Amphetamine-induced changes in dopamine receptors in early postnatal rat brain

Amphetamines are among the most widely abused drugs. The user population includes a large proportion of women of child-bearing age. The early ontogeny of the axons in the neocortex and Other neural structures positions them to influence the development and connectivity of non-aminergic dendrites and axons in these structures. A cascade of abnormalities in neural circuitry may result from the effects of amphetamines on the dopaminergic system. An attempt has been made to investigate the possible changes in the dopaminergic system in neonatal rats (a human third trimester equivalent model) following chronic D-amphetamine exposure. Neonatal rats were administered 5-15 mg/kg D-amphetamine subcutaneously daily from postnatal day 4 to day 10. Several parameters related to the dopaminergic system were measured. The results showed that tyrosine hydroxylase Enzyme levels were significantly decreased in the prefrontal cortex, dorsal striatum and nucleus accumbens. Dopamine D1 receptor (DRD1) levels increased in the dorsal striatum whereas dopamine D2 receptor (DRD2) levels significantly decreased in both the prefrontal cortex and the dorsal striatum but significantly increased in the nucleus accumbens.
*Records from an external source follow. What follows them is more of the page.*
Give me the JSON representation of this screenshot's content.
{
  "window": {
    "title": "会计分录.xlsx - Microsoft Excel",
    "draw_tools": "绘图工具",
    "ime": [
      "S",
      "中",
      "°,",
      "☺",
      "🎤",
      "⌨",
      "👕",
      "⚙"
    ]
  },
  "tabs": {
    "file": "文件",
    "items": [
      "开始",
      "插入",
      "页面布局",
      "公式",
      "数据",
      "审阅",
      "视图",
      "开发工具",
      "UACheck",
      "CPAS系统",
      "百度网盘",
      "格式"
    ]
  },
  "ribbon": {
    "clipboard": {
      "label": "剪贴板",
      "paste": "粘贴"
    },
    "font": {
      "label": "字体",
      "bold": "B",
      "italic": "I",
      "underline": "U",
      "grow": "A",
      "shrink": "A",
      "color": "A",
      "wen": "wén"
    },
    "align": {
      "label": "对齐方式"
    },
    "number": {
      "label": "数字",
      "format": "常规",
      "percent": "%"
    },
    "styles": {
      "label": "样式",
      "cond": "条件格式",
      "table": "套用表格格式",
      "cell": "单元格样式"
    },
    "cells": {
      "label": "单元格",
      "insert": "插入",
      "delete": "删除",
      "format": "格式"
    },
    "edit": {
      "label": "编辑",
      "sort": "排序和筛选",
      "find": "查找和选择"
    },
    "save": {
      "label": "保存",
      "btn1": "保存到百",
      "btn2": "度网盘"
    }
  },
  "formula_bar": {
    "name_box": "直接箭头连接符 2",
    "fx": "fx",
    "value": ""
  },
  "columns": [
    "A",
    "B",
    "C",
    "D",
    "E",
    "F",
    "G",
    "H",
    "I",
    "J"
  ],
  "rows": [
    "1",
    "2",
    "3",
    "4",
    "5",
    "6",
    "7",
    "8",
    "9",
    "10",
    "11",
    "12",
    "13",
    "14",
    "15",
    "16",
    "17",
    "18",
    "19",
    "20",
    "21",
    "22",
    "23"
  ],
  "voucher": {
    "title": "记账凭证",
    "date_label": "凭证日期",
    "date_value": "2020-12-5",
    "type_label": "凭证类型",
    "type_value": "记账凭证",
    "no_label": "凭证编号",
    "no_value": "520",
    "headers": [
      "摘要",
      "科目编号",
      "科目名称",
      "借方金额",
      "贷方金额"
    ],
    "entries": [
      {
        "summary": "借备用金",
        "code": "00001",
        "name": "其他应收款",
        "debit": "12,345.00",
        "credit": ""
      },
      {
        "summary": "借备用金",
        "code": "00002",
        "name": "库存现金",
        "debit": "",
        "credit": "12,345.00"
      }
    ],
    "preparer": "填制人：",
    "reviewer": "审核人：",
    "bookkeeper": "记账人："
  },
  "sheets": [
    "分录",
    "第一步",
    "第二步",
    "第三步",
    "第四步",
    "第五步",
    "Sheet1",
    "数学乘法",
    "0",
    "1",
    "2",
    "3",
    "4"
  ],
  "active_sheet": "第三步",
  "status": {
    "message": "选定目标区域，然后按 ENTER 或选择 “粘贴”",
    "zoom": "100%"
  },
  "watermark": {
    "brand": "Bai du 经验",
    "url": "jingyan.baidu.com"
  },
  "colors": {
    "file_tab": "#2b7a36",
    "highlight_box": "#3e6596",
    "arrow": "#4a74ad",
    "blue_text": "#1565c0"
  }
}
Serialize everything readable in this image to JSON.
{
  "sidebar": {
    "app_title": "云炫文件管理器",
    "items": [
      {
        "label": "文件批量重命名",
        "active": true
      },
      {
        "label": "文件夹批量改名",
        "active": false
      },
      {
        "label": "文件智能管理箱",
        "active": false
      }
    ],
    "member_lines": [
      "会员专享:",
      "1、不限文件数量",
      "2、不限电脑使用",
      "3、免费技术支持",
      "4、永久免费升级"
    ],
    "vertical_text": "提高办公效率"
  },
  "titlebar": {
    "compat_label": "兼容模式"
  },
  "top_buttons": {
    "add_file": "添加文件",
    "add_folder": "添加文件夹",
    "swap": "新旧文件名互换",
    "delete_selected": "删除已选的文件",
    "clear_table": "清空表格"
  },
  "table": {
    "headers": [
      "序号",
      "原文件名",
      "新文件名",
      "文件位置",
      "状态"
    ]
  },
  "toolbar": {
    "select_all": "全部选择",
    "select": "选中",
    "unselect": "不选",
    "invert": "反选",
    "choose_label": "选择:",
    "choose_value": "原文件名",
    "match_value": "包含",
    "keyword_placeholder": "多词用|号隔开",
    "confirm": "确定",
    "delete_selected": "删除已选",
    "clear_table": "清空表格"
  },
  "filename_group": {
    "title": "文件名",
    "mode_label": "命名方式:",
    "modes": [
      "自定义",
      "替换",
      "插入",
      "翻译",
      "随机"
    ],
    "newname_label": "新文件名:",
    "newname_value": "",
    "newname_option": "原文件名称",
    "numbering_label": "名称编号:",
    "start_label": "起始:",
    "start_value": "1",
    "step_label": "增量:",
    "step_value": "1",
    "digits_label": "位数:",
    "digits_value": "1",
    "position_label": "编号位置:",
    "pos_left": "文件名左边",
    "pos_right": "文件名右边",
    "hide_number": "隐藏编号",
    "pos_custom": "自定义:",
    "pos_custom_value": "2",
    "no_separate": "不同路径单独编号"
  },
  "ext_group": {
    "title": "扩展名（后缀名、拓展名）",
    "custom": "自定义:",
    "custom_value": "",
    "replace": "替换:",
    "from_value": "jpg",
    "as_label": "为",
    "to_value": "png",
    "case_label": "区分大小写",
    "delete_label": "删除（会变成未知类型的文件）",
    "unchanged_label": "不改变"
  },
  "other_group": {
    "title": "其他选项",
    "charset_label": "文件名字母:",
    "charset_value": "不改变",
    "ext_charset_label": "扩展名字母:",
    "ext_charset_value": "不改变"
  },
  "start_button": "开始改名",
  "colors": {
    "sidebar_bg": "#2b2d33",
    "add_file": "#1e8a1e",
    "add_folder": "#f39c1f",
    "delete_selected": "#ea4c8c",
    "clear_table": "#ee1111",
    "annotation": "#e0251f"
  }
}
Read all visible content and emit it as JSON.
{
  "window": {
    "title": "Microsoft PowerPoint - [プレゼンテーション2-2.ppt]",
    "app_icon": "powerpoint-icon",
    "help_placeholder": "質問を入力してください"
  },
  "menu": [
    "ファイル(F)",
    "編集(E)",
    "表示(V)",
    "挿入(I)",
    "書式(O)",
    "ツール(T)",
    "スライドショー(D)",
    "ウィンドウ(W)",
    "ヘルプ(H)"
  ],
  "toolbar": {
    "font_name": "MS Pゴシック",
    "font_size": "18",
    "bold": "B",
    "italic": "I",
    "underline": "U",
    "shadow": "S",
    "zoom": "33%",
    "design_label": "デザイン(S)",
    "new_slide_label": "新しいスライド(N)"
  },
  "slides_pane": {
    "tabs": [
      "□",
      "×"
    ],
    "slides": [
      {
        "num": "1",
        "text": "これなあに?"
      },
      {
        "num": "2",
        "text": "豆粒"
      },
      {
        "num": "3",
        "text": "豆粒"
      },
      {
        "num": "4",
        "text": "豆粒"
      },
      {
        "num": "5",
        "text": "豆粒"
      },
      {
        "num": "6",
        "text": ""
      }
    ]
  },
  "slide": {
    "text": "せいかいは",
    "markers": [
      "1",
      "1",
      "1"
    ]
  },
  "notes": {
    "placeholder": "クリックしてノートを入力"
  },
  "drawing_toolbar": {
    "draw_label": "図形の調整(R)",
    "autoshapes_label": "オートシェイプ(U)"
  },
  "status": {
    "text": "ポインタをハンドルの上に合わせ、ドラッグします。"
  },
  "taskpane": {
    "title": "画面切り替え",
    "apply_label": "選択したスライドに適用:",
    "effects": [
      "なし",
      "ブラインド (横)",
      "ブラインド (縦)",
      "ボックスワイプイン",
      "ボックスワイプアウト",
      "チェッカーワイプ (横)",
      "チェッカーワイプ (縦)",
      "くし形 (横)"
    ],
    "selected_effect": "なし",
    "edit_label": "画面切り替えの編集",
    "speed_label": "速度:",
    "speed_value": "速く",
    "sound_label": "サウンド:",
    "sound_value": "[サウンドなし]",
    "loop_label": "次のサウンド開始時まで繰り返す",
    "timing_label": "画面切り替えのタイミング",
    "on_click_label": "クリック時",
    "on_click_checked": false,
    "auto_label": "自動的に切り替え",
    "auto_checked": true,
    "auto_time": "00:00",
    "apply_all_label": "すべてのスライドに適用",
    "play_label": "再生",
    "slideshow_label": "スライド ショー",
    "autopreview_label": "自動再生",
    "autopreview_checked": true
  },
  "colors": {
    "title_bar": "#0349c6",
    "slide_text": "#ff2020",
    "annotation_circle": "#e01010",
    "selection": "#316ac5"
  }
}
In order to investigate whether these changes occurred at the transcriptional level, DRD1 and DRD2 mRNAs were detected. The results showed that DRD1 mRNA levels were significantly increased in the dorsal striatum whereas DRD2 mRNA levels were significantly increased in all three brain regions. These results indicate that early D-amphetamine exposure altered the dopaminergic system in the developing rat brain. This change may lead to abnormal perinatal stimulation that may yield long-term consequences.